Alvin Hardianto Menapaki Karier Musik dari Balik Layar di Tangsel

Nama Alvin Hardianto kian dikenal di lingkaran musik independen Tangerang Selatan. Musisi sekaligus arranger kelahiran 1993 ini memilih menapaki karier dari balik layar, mengerjakan aransemen, produksi, hingga penulisan lagu untuk berbagai penyanyi dan kreator tanpa harus tampil di panggung.

Alvin mengatakan, bekerja di belakang layar membuatnya merasa lebih leluasa dalam berkarya. Ia menceritakan perjalanannya tersebut saat berbagi kisah di Pro2 RRI Banten.

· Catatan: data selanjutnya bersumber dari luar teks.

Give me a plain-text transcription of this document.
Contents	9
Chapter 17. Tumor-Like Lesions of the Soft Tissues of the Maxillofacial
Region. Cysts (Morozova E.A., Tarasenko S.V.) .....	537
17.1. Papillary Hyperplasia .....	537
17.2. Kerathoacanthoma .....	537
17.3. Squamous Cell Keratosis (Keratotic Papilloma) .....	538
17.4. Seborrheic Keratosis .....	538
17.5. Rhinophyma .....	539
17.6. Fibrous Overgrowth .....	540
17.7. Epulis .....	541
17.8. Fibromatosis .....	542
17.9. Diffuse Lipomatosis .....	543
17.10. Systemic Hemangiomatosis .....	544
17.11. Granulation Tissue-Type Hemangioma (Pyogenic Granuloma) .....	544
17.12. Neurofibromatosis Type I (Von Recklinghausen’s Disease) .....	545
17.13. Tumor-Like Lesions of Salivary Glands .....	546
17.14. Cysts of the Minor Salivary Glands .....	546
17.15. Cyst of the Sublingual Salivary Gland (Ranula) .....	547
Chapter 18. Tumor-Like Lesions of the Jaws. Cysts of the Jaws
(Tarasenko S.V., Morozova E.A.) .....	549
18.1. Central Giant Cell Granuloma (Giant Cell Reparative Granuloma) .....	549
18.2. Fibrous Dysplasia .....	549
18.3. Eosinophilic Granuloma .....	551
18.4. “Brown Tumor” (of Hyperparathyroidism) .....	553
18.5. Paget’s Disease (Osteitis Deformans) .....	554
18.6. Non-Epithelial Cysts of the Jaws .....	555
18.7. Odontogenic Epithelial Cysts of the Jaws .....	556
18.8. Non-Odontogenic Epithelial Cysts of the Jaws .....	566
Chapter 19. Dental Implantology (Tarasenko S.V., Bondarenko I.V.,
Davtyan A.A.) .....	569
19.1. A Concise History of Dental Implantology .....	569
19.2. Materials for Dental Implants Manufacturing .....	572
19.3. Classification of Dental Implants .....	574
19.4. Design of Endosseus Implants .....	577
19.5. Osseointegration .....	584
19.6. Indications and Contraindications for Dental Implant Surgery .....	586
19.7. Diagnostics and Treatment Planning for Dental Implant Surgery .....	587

Ketertarikan Alvin pada musik tumbuh sejak kecil dari lingkungan keluarga. Kakeknya, Soekemi, dikenal sebagai seniman keroncong sekaligus pemain biola yang pernah satu grup dengan almarhum Idris Sardi. Kebiasaan menemani sang kakek berlatih membuat Alvin memandang musik bukan sekadar hiburan, melainkan ruang ekspresi yang dekat dengan keseharian.

Memasuki masa remaja, Alvin sempat menekuni gitar elektrik dan bergelut dengan musik rock. Namun ia merasa jalur itu belum sepenuhnya membuatnya berkembang. Ia kemudian beralih ke gitar akustik, khususnya solo fingerstyle, dan mulai mendalaminya secara serius sekitar 2013.

Seiring waktu, Alvin merasakan kecocokan yang lebih kuat ketika mulai mempelajari keyboard dan piano. Menurutnya, instrumen tersebut lebih mampu menyalurkan perasaan yang ingin ia sampaikan.

Titik balik terjadi sekitar 2017 saat ia mulai terjun ke dunia home recording. Dari proses itu, Alvin mempelajari penggunaan digital audio workstation (DAW) dan memahami produksi musik secara menyeluruh. Kebutuhan membuat aransemen mendorongnya semakin mendalami keyboard dan piano, yang kemudian mengubah arah kariernya secara signifikan.

Kini, Alvin lebih banyak dikenal sebagai arranger. Dalam mengerjakan aransemen, ia menekankan pentingnya melodi, lirik, dan rasa keseluruhan lagu. Ia memilih pendekatan yang sederhana namun tetap emosional, sebuah prinsip yang ia terapkan dalam setiap karya.

Perjalanan tersebut tidak selalu mulus. Alvin mengakui pernah melewati fase berat, termasuk saat pilihannya di bidang musik belum sepenuhnya mendapat dukungan keluarga. Meski begitu, dorongan dari dalam dirinya membuat ia terus kembali pada musik.

Bagi Alvin, musik tidak semata-mata soal karya yang terdengar bagus, melainkan kejujuran rasa yang bisa sampai kepada pendengar. Ia mengaku merasa cukup bahagia ketika orang lain dapat merasakan apa yang ia sampaikan melalui musiknya.

Ke depan, Alvin menyiapkan sejumlah proyek kolaborasi dengan penyanyi dan mulai mengeksplorasi warna musik elektronik. Ia berharap dalam satu hingga dua tahun mendatang, publik dapat mengenalnya sebagai musisi yang bekerja dengan rasa, bukan sekadar membuat musik terdengar baik, tetapi menghadirkan karya yang membuat pendengar merasakan sesuatu.